This article was originally published on Forbes.com
For those finance chiefs who are apt to tweak their company’s sales compensation plan, Boomi CFO Carolyn Koehn has some curt advice: Stop. Or at least make your tweaks sparingly.
“If you want to lose sales and have the sales team off doing exercises in game theory or whatever, just keep changing your comp plan,” says Koehn, who served as vice president of finance, global sales compensation for the computer maker and storage company Dell until last year, when she stepped into the finance chief role at Boomi, a software-as-a-service (SaaS) company and Dell subsidiary.
Part of the temptation to “tweak” is due to the numerous inputs that feed into most sales comp plans, Koehn explains. The finance chief’s admonition conjures a crowded control panel with dials that can be turned every which way.
“At Dell, we probably had 13 different inputs to calculate sales compensation and no salesperson cares where the tweaking error was made or who made it,” says Koehn, who believes that sales productivity is at risk when inputs are being changed by different departments and functional groups within a company as well as different layers of management.
Koehn says that the sales team needs to get its marching orders from a single voice. “You have to have a team that owns sales compensation and knows how to reach into the organization to identify the problem, fix it, and be able to close that communication very quickly,” explains Koehn. She adds that the key measures of success for sales compensation remain, first of all, the alignment between the goals of the business and the goals of the sales team. Disrupt the comp plan and Koehn warns that the sales team could be headed in a direction entirely unrelated to company goals. Koehn’s second key measure of success for a comp plan is sales productivity—which brings us back to her admonition.

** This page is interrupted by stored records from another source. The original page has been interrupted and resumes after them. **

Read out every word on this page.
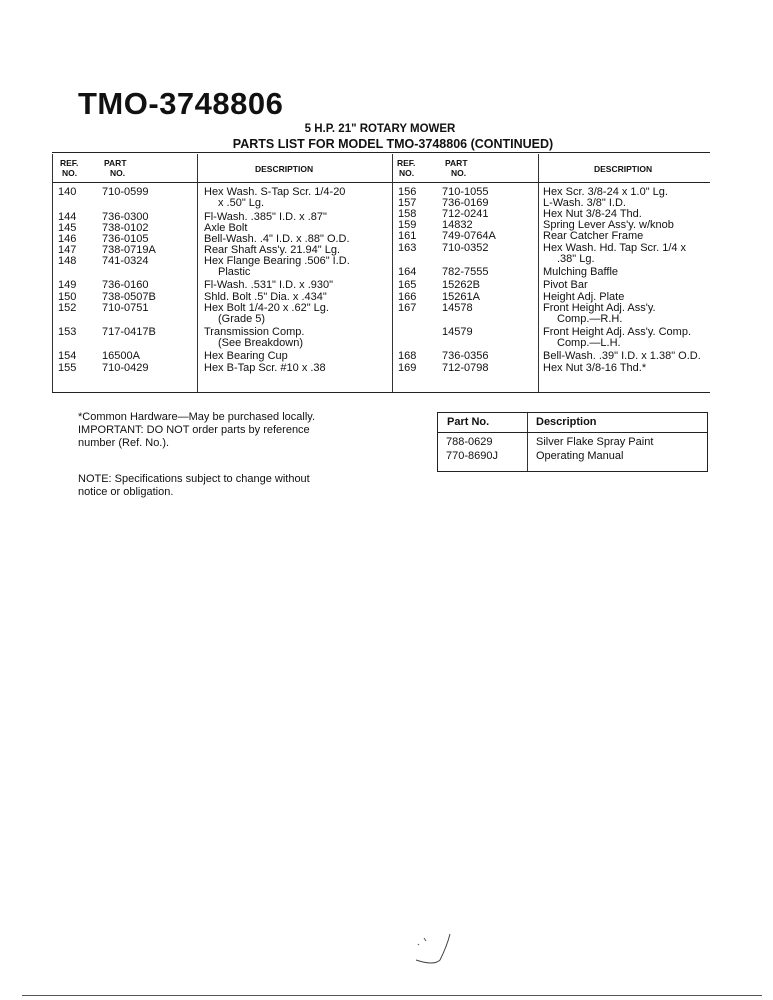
TMO-3748806
5 H.P. 21" ROTARY MOWER
PARTS LIST FOR MODEL TMO-3748806 (CONTINUED)
REF.
NO.
PART
NO.	DESCRIPTION
REF.
NO.
PART
NO.	DESCRIPTION
140 710-0599	Hex Wash. S-Tap Scr. 1/4-20
x .50" Lg.
144 736-0300	Fl-Wash. .385" I.D. x .87"
145 738-0102	Axle Bolt
146 736-0105	Bell-Wash. .4" I.D. x .88" O.D.
147 738-0719A	Rear Shaft Ass'y. 21.94" Lg.
148 741-0324	Hex Flange Bearing .506" I.D.
Plastic
149 736-0160	Fl-Wash. .531" I.D. x .930"
150 738-0507B	Shld. Bolt .5" Dia. x .434"
152 710-0751	Hex Bolt 1/4-20 x .62" Lg.
(Grade 5)
153 717-0417B	Transmission Comp.
(See Breakdown)
154 16500A	Hex Bearing Cup
155 710-0429	Hex B-Tap Scr. #10 x .38
156 710-1055	Hex Scr. 3/8-24 x 1.0" Lg.
157 736-0169	L-Wash. 3/8" I.D.
158 712-0241	Hex Nut 3/8-24 Thd.
159 14832	Spring Lever Ass'y. w/knob
161 749-0764A	Rear Catcher Frame
163 710-0352	Hex Wash. Hd. Tap Scr. 1/4 x
.38" Lg.
164 782-7555	Mulching Baffle
165 15262B	Pivot Bar
166 15261A	Height Adj. Plate
167 14578	Front Height Adj. Ass'y.
Comp.—R.H.
14579	Front Height Adj. Ass'y. Comp.
Comp.—L.H.
168 736-0356	Bell-Wash. .39" I.D. x 1.38" O.D.
169 712-0798	Hex Nut 3/8-16 Thd.*
*Common Hardware—May be purchased locally.
IMPORTANT: DO NOT order parts by reference
number (Ref. No.).
NOTE: Specifications subject to change without
notice or obligation.
Part No.	Description
788-0629	Silver Flake Spray Paint
770-8690J	Operating Manual
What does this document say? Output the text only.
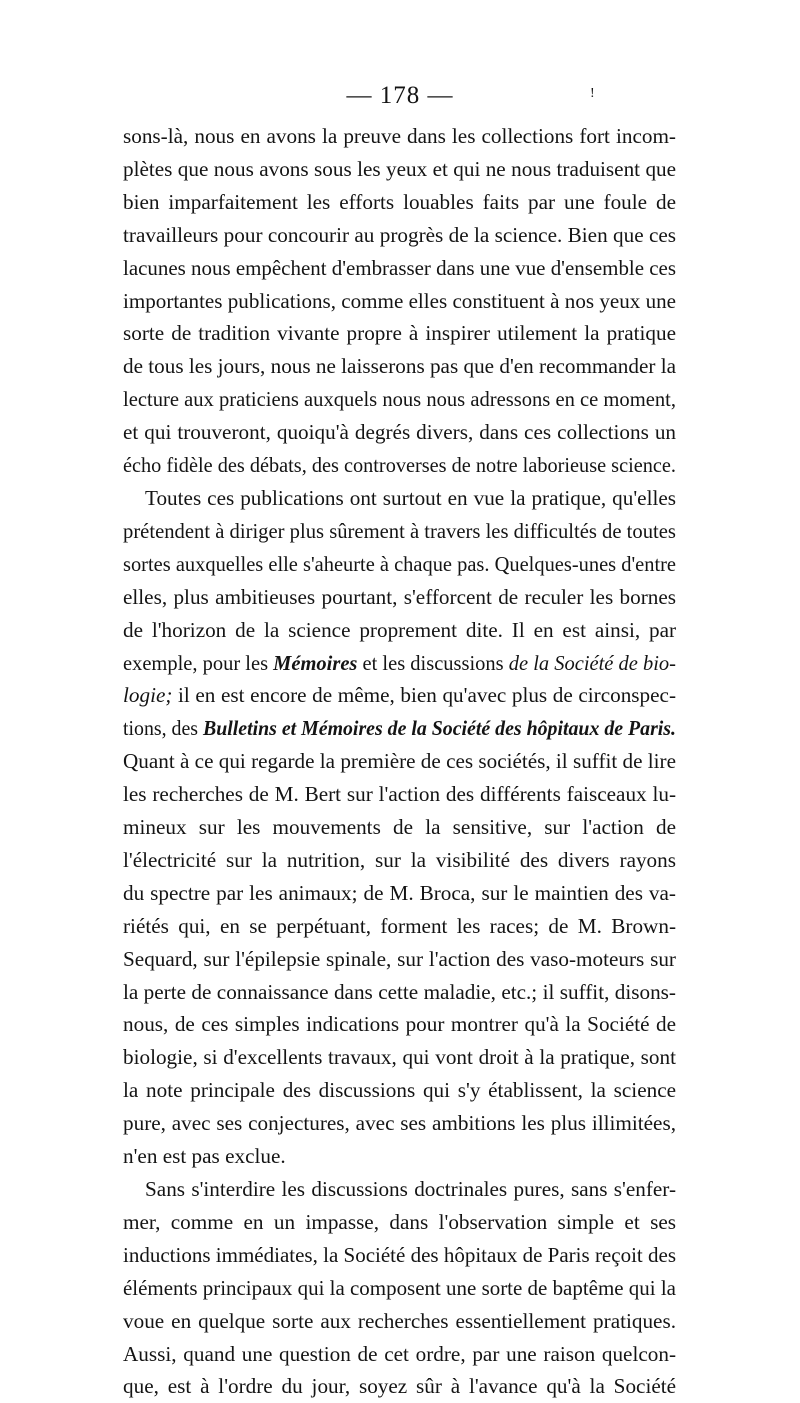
— 178 —	!
sons-là, nous en avons la preuve dans les collections fort incom-
plètes que nous avons sous les yeux et qui ne nous traduisent que
bien imparfaitement les efforts louables faits par une foule de
travailleurs pour concourir au progrès de la science. Bien que ces
lacunes nous empêchent d'embrasser dans une vue d'ensemble ces
importantes publications, comme elles constituent à nos yeux une
sorte de tradition vivante propre à inspirer utilement la pratique
de tous les jours, nous ne laisserons pas que d'en recommander la
lecture aux praticiens auxquels nous nous adressons en ce moment,
et qui trouveront, quoiqu'à degrés divers, dans ces collections un
écho fidèle des débats, des controverses de notre laborieuse science.
Toutes ces publications ont surtout en vue la pratique, qu'elles
prétendent à diriger plus sûrement à travers les difficultés de toutes
sortes auxquelles elle s'aheurte à chaque pas. Quelques-unes d'entre
elles, plus ambitieuses pourtant, s'efforcent de reculer les bornes
de l'horizon de la science proprement dite. Il en est ainsi, par
exemple, pour les Mémoires et les discussions de la Société de bio-
logie; il en est encore de même, bien qu'avec plus de circonspec-
tions, des Bulletins et Mémoires de la Société des hôpitaux de Paris.
Quant à ce qui regarde la première de ces sociétés, il suffit de lire
les recherches de M. Bert sur l'action des différents faisceaux lu-
mineux sur les mouvements de la sensitive, sur l'action de
l'électricité sur la nutrition, sur la visibilité des divers rayons
du spectre par les animaux; de M. Broca, sur le maintien des va-
riétés qui, en se perpétuant, forment les races; de M. Brown-
Sequard, sur l'épilepsie spinale, sur l'action des vaso-moteurs sur
la perte de connaissance dans cette maladie, etc.; il suffit, disons-
nous, de ces simples indications pour montrer qu'à la Société de
biologie, si d'excellents travaux, qui vont droit à la pratique, sont
la note principale des discussions qui s'y établissent, la science
pure, avec ses conjectures, avec ses ambitions les plus illimitées,
n'en est pas exclue.
Sans s'interdire les discussions doctrinales pures, sans s'enfer-
mer, comme en un impasse, dans l'observation simple et ses
inductions immédiates, la Société des hôpitaux de Paris reçoit des
éléments principaux qui la composent une sorte de baptême qui la
voue en quelque sorte aux recherches essentiellement pratiques.
Aussi, quand une question de cet ordre, par une raison quelcon-
que, est à l'ordre du jour, soyez sûr à l'avance qu'à la Société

“I think that sales productivity is achieved by trying to keep the compensation plan as consistent as you can and, when you do have changes, try to keep them as simple as possible,” observes Koehn, who says that while most comp calculations involve obvious numbers such as sales quotas and the dollar value of orders, the complexity quickly escalates when you factor in the overlapping sales rep assignments inside large customers and the bigger commissions offered by some products over others.
“You can imagine that in a product portfolio as big as Dell’s, there are a lot of opportunities to get it right, but there are also a lot of opportunities where errors can creep in,” adds Koehn, who notes that calculating commissions for salespeople becomes even more challenging when human resources data is added to the mix.
“When was the salesperson’s start date? When was their stop date? Did they get a pay raise? All of these elements usually aren’t something that is necessarily top-of-mind, but get them wrong and you will certainly get commission payments incorrect,” emphasizes Koehn.
Before accepting the CFO role at Boomi, Koehn says she had begun to look for future finance leadership roles that could provide broader management experience – the kind of experience that would someday make her an attractive candidate for outside board positions.
“Several folks approached me about the Boomi opportunity and I thought about what I could bring to the role and what it offered me in return,” explains Koehn, who says from a personal development perspective Boomi ultimately transported her to a new land of opportunity. After spending most all of her career helping to grow hardware and infrastructure technology businesses, Koehn had found a quick door of entry into the software-as-a-service business.